Кто-то упруго, уверенно, по-спортивному бежал сквозь тьму, освещая себе путь синими фонарями, а за ним тоже кто-то бежал, не менее уверенно, но тяжело, как, допустим, бегемот. Неожиданно столб, бесполезно спящий у дороги, зашелся искрами, а редкие, замершие автомобили, как по команде полыхнули фарами в сторону бегущих. Илья успел разглядеть, что первым этим бегущим была девушка в короткой юбке и с торчащим из головы топором, а кто был ее преследователь Илья так и не заметил, но в руках тот держал что-то увесистое и опасное вроде штыковой лопаты.
Обе бегущие фигуры кричали. Ночь доносила до Ильи лишь обрывки фраз.
− Я могу взять тебя! — кричала первая. − Быть с тобой! … с тобой! Пригласить! …тебя ….
Часть слов пропадала в темноте, набирающая ход электричка подхватывала их и выстукивала ритм. Сто-бой. До-мой.
− Я уже не хочу! — отвечала вторая бегущая фигура. — … я хочу быть! Всего!.. лишь… Всего лишь!
Хо-чу-быть. Все-го-лишь. Отстучала электричка.
А потом обе фигуры, озаренные синим цветом, скрылись в темноте. Электричка отдала тьме последнее «лишь» и замолчала.

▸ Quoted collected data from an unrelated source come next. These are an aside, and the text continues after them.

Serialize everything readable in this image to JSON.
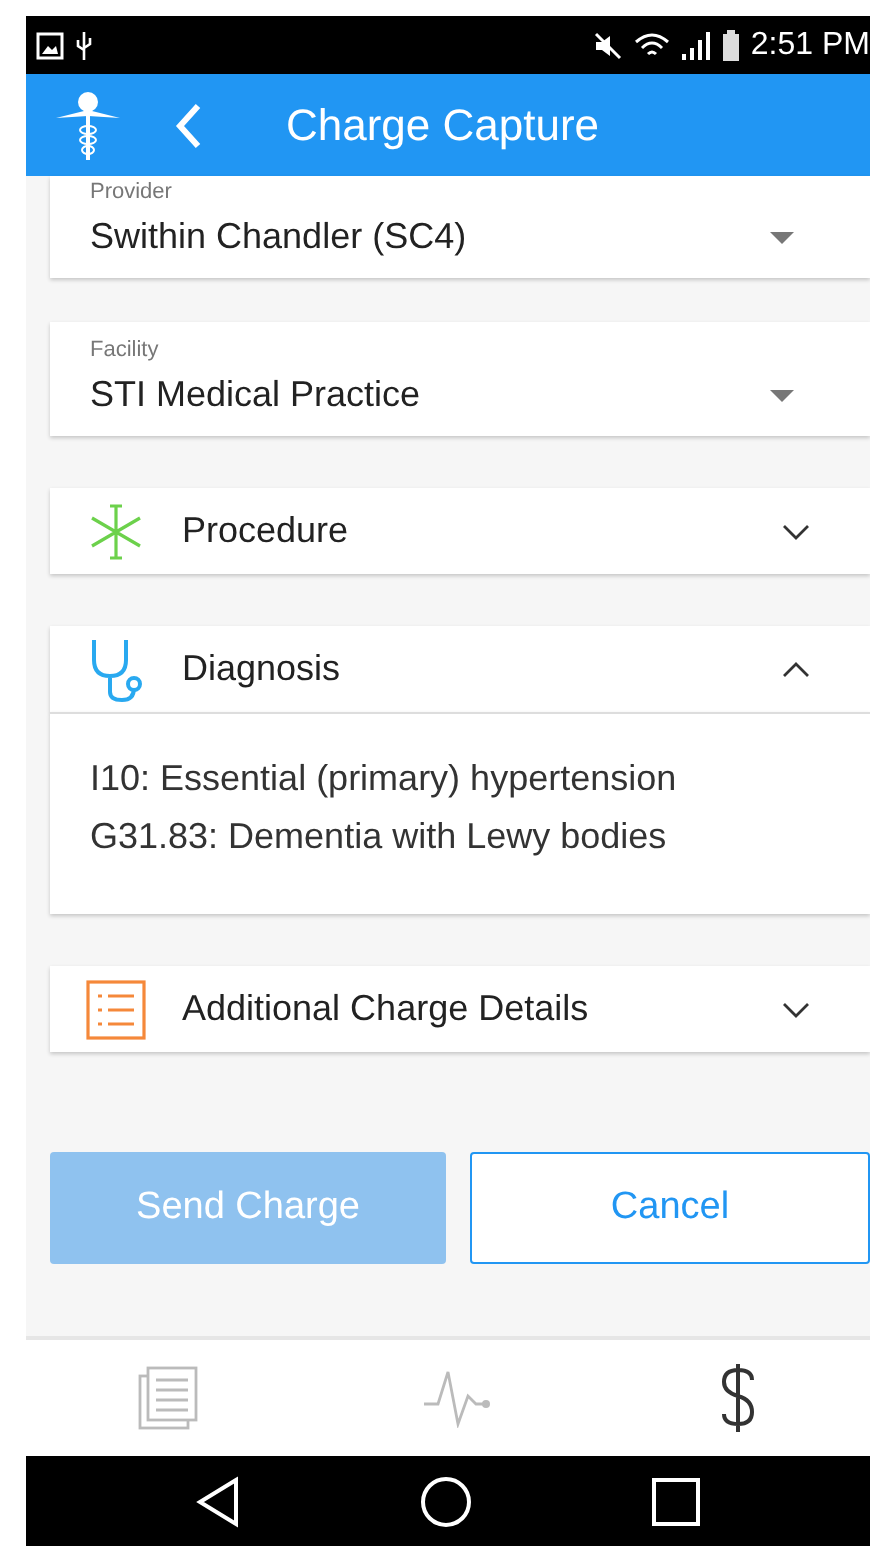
{
  "status_bar": {
    "time": "2:51 PM"
  },
  "app_bar": {
    "title": "Charge Capture"
  },
  "fields": [
    {
      "label": "Provider",
      "value": "Swithin Chandler (SC4)"
    },
    {
      "label": "Facility",
      "value": "STI Medical Practice"
    }
  ],
  "sections": [
    {
      "kind": "procedure",
      "title": "Procedure",
      "expanded": false
    },
    {
      "kind": "diagnosis",
      "title": "Diagnosis",
      "expanded": true,
      "items": [
        "I10: Essential (primary) hypertension",
        "G31.83: Dementia with Lewy bodies"
      ]
    },
    {
      "kind": "details",
      "title": "Additional Charge Details",
      "expanded": false
    }
  ],
  "buttons": [
    {
      "label": "Send Charge",
      "kind": "primary",
      "disabled": true
    },
    {
      "label": "Cancel",
      "kind": "outline",
      "disabled": false
    }
  ],
  "bottom_nav": [
    {
      "selected": false
    },
    {
      "selected": false
    },
    {
      "selected": true
    }
  ]
}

Илья прикурил новую папиросу. Опять рядом возник недовольный Слава. Глаза он уже отмыл. На руке у него висела какая-то девушка. Пьяная.
− Это ты поэт? — спросила она Илью.
Илья проигнорировал вопрос, продолжая смаковать, катать во рту, перекладывать услышанное:
− Я-хочу-быть. Пам-пам-пам. Все-го-лишь.
− Это так просто — сочинять песни, — засмеялась девушка. — Слава, ну мы поедем пить?
− Пить. Всего лишь, — повторил Илья.
− Ну все, давай уже, поехали пить.
− Пить, мыть, выть, жрать, петь, взять, — Илья кинул окурок в первую попавшуюся лужу.
Они все вместе погрузились в автобус, который с виду напоминал старый башмак. Скрипнул на прощание фонарь.
И небо вдруг полыхнуло фиолетово-алым. Но это уже никто не увидел.
***
Было холодно. Парамон поежился и запахнулся поплотнее в драный тулуп, провонявший за зиму так, что только зверье распугивать. Под тулупом одна грязная нательная рубаха да крест. Нет ничего боле. Господь греет. Да еще кистень за пазухой. Эх жизнь короткая, тулупчик старенький.
Небо, черное как смерть, было пусто. Ни одной звезды. Как в одеяло завернулся. Только где ж оно одеяло?